International Human Rights Law

Name: International Human Rights Law
Code: ECN14690D
12 ECTS
Duration: 15 weeks/312 hours
Scientific Area: Legal-Political Theory and International Relations

Teaching languages: Portuguese
Languages of tutoring support: Portuguese, English
Regime de Frequência: B-learning

Presentation

The UC seeks to give an exhaustive knowledge of International Human Rights Law

Sustainable Development Goals

Learning Goals

The CU aims to provide students with a comprehensive knowledge of International Human Rights Law (IHRL). The CU will focus on the historical evolution of IHRL, through the study of the main international treaties, the customary law and the procedures of international protection of Human Rights.

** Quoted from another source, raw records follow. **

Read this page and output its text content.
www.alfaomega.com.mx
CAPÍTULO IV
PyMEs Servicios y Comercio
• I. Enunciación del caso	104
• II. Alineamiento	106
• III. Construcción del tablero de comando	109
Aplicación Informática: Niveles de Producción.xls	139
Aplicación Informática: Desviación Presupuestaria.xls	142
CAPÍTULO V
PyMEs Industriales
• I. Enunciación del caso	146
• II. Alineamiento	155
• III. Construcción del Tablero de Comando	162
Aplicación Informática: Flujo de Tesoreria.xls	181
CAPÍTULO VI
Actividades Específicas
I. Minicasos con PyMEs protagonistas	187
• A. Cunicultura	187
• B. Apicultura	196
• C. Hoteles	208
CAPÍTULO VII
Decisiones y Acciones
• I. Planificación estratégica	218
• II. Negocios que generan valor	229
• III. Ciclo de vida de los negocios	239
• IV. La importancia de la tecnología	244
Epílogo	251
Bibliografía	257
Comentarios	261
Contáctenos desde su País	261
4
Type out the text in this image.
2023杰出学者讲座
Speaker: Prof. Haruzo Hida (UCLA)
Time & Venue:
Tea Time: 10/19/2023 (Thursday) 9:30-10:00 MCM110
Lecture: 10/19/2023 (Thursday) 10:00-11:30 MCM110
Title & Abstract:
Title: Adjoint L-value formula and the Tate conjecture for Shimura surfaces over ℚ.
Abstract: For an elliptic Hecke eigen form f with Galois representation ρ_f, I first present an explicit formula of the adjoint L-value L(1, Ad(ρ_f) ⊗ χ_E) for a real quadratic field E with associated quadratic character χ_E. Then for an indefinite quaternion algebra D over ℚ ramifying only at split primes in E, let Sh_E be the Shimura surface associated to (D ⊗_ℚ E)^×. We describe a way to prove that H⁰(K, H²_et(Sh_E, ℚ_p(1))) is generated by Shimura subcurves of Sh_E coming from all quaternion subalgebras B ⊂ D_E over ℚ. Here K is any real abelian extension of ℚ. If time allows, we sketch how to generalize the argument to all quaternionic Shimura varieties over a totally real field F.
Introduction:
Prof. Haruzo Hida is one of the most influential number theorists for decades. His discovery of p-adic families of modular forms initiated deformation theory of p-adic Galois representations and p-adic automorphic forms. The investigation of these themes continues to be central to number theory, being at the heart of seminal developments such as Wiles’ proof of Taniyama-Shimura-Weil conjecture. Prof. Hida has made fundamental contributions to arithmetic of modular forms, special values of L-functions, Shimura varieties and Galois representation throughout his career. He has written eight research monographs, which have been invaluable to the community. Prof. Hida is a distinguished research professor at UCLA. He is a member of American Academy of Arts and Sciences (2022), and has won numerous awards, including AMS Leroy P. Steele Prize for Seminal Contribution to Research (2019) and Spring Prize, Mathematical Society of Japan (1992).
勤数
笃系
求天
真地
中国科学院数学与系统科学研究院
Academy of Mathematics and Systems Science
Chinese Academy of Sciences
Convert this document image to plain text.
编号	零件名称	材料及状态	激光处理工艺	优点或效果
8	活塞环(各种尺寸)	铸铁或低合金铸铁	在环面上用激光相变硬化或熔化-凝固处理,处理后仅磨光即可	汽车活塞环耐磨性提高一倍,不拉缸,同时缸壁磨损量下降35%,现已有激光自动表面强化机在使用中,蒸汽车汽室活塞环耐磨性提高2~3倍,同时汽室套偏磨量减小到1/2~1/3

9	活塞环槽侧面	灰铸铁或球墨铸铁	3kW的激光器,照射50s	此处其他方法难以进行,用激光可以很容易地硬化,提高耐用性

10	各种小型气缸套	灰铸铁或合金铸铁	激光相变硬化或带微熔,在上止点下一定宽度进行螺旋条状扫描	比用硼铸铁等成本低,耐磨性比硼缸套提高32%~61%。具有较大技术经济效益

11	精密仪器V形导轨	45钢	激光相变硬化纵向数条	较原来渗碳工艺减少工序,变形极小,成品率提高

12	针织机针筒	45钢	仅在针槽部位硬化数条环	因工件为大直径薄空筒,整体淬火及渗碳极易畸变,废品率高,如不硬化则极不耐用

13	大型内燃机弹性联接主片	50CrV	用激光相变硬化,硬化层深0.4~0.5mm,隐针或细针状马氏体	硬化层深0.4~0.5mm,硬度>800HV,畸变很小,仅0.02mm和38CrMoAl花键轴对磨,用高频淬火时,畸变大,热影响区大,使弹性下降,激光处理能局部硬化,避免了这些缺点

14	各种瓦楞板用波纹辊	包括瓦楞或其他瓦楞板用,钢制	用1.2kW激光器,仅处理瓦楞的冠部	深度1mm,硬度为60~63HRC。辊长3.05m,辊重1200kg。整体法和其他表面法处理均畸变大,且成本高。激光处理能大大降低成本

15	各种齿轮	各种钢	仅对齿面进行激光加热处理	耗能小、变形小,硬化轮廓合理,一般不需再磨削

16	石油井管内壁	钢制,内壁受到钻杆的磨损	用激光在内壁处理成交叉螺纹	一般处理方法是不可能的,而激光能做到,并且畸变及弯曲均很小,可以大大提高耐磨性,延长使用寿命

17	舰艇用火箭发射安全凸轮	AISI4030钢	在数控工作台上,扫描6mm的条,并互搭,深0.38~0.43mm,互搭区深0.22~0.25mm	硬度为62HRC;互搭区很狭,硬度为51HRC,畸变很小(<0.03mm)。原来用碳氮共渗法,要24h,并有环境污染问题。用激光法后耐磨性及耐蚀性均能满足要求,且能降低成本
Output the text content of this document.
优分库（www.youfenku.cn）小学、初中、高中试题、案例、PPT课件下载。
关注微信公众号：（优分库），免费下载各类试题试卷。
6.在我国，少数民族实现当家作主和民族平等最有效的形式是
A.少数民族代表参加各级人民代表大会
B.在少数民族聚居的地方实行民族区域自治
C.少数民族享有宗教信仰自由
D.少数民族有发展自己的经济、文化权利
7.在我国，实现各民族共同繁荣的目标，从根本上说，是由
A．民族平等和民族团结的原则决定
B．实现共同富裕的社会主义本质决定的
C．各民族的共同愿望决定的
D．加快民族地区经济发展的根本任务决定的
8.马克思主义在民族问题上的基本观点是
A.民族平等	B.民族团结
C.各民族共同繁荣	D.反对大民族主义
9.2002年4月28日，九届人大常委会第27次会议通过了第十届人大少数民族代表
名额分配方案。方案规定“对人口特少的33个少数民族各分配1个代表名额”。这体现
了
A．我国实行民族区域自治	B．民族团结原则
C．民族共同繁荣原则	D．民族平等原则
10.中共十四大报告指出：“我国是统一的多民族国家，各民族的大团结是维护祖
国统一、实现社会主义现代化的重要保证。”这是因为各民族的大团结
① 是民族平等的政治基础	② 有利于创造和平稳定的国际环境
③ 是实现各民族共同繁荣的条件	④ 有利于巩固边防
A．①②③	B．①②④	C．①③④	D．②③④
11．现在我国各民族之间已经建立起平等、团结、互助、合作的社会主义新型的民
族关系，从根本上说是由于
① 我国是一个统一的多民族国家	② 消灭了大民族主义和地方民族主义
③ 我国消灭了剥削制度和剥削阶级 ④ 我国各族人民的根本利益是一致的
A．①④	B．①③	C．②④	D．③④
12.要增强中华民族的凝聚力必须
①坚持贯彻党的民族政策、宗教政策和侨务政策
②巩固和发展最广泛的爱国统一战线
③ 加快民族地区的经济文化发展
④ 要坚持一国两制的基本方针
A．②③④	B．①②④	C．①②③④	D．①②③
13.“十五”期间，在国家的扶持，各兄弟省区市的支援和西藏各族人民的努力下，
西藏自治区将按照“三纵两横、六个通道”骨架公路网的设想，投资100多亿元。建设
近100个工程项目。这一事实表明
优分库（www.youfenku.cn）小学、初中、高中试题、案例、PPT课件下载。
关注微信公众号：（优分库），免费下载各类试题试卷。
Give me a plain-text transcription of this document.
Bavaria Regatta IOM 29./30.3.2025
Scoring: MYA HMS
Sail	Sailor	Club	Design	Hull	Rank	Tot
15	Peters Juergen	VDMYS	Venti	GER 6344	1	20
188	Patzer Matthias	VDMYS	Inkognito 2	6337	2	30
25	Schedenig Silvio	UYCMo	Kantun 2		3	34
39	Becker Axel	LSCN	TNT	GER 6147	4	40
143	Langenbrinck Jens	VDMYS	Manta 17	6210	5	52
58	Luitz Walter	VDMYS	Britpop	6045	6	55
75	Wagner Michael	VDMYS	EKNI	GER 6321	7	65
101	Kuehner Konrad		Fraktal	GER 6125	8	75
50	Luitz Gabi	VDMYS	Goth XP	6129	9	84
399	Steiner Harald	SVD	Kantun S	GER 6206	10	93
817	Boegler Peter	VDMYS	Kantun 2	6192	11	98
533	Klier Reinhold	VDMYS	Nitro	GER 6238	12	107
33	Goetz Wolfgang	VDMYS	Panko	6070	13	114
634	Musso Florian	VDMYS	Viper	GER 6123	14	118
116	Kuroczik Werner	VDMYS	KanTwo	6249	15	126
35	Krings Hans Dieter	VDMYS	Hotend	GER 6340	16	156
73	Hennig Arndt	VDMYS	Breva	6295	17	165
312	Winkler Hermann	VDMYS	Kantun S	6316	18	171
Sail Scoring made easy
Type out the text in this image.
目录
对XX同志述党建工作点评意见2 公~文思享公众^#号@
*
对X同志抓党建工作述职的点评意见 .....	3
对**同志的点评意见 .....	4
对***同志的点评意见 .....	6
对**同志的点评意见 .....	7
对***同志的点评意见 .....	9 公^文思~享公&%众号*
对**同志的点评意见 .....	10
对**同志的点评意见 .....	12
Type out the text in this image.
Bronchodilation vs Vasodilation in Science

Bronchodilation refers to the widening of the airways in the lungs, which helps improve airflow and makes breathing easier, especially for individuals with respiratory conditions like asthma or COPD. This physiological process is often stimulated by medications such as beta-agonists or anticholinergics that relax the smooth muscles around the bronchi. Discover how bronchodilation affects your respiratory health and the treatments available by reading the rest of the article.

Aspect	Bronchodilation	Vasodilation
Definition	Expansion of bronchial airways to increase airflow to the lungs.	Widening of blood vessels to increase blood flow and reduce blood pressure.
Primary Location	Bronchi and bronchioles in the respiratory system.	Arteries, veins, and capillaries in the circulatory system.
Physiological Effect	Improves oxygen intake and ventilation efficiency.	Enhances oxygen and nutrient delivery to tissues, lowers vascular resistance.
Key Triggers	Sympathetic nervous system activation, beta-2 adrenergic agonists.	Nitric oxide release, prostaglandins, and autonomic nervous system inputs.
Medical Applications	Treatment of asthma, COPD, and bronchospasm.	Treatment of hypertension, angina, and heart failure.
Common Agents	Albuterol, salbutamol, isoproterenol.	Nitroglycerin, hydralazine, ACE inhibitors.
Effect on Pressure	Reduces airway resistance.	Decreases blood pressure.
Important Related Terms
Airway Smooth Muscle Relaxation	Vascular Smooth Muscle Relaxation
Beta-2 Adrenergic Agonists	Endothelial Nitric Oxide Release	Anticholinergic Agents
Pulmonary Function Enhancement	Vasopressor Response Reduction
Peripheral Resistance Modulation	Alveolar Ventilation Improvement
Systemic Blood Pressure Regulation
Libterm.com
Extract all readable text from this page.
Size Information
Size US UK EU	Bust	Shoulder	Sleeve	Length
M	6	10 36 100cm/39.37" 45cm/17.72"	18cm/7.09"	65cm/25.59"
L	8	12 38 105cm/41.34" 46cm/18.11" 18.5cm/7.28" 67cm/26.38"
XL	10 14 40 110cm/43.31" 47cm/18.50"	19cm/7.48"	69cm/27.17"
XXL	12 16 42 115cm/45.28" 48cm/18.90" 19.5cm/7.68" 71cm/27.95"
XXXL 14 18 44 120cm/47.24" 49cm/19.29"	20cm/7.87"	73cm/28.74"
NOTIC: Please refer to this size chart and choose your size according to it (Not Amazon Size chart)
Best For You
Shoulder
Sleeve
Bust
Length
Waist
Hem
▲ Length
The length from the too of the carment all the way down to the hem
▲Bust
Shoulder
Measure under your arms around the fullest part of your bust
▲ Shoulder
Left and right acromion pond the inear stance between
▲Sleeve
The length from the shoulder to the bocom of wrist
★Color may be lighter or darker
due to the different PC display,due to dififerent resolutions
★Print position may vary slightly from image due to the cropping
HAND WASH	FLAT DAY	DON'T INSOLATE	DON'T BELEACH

The CU will also approach some challenges that IHRL has to face in the contemporary world, such as migration, climate refugees, R2P, sustainable development, fundamentalism and new nationalisms.

Contents

Part I. Genesis and historical evolution
- From national protection to international protection
- From Universal Declaration to International Treaties.
- The main sources of IHRL

Part II. The Human Rights
- Civil and political rights
- Economic, social and cultural rights
- Discriminations: gender, race, minorities.
- The violation of human rights: torture, genocide, crimes against humanity

Part III - The Human Rights Protection System
- The Role of the UN
- Non-state actors and NGOs
- The international criminal justice

Part IV. Challenges of ILHR in the contemporary world
- IHRL and the Responsibility to Protect
- IHRL and Migrations
- IHRL and sustainable development
- IHRL in the face of nationalism and fundamentalism

Teaching Methods

The CU is based on the coexistence of two learning methodologies. While traditional teaching aims to provide students with the key theoretical knowledge, active participation techniques will be implemented, either individually or through group work. Thus, the methodological and research skills of the students will be implemented and students will be permanently supervised. Sections of shared reading and debate on selected texts are also foreseen. Regarding assessment, students will prepare a paper on a topic proposed by the teacher (50%) and an article on a topic chosen by the doctoral student (50%).